Home

Please support mflenses.com if you need any graphic related work order it from us, click on above banner to order!

SearchSearch MemberlistMemberlist RegisterRegister ProfileProfile Log in to check your private messagesLog in to check your private messages Log inLog in

Difference between today's Coating and the newer lenses?
View previous topic :: View next topic  


PostPosted: Wed Nov 26, 2008 4:18 pm    Post subject: Difference between today's Coating and the newer lenses?
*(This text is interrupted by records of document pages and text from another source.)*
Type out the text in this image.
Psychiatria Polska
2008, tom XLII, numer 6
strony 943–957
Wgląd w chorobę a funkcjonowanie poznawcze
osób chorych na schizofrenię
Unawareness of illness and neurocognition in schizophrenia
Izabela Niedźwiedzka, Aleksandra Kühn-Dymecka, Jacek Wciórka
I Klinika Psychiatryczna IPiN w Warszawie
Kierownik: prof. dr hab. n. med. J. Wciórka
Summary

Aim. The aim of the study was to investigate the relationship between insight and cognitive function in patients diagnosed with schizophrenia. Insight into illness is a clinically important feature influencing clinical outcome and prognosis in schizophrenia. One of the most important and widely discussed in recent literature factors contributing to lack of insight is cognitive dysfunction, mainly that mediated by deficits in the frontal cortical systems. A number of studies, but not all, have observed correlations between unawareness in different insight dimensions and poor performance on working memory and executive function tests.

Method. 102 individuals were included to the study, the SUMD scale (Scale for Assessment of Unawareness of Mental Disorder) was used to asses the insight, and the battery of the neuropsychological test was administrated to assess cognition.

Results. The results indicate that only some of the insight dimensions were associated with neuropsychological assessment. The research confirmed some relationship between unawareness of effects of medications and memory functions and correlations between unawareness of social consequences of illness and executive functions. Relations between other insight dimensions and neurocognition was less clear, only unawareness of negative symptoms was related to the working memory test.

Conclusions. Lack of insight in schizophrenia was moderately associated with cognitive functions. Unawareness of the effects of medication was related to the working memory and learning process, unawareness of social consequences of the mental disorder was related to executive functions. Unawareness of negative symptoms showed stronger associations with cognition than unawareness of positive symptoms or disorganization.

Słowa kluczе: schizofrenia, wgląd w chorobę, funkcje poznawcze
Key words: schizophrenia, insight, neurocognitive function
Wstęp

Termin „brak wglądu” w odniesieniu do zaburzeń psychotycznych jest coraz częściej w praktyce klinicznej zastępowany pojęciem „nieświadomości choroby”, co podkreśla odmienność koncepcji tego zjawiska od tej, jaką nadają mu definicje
Reply with quote

I am wondering, if there is any good read on the lens coating.

To what i have heard - please correct me if i am wrong - the main purpose of the coating is to eliminate reflection.

From a image quality perspective, what is the difference between the newer lenses, let's say the Canon EF lenses and the older MF lenses, such as the Canon FD, Russian, Jena, Nikkor AI, ... ?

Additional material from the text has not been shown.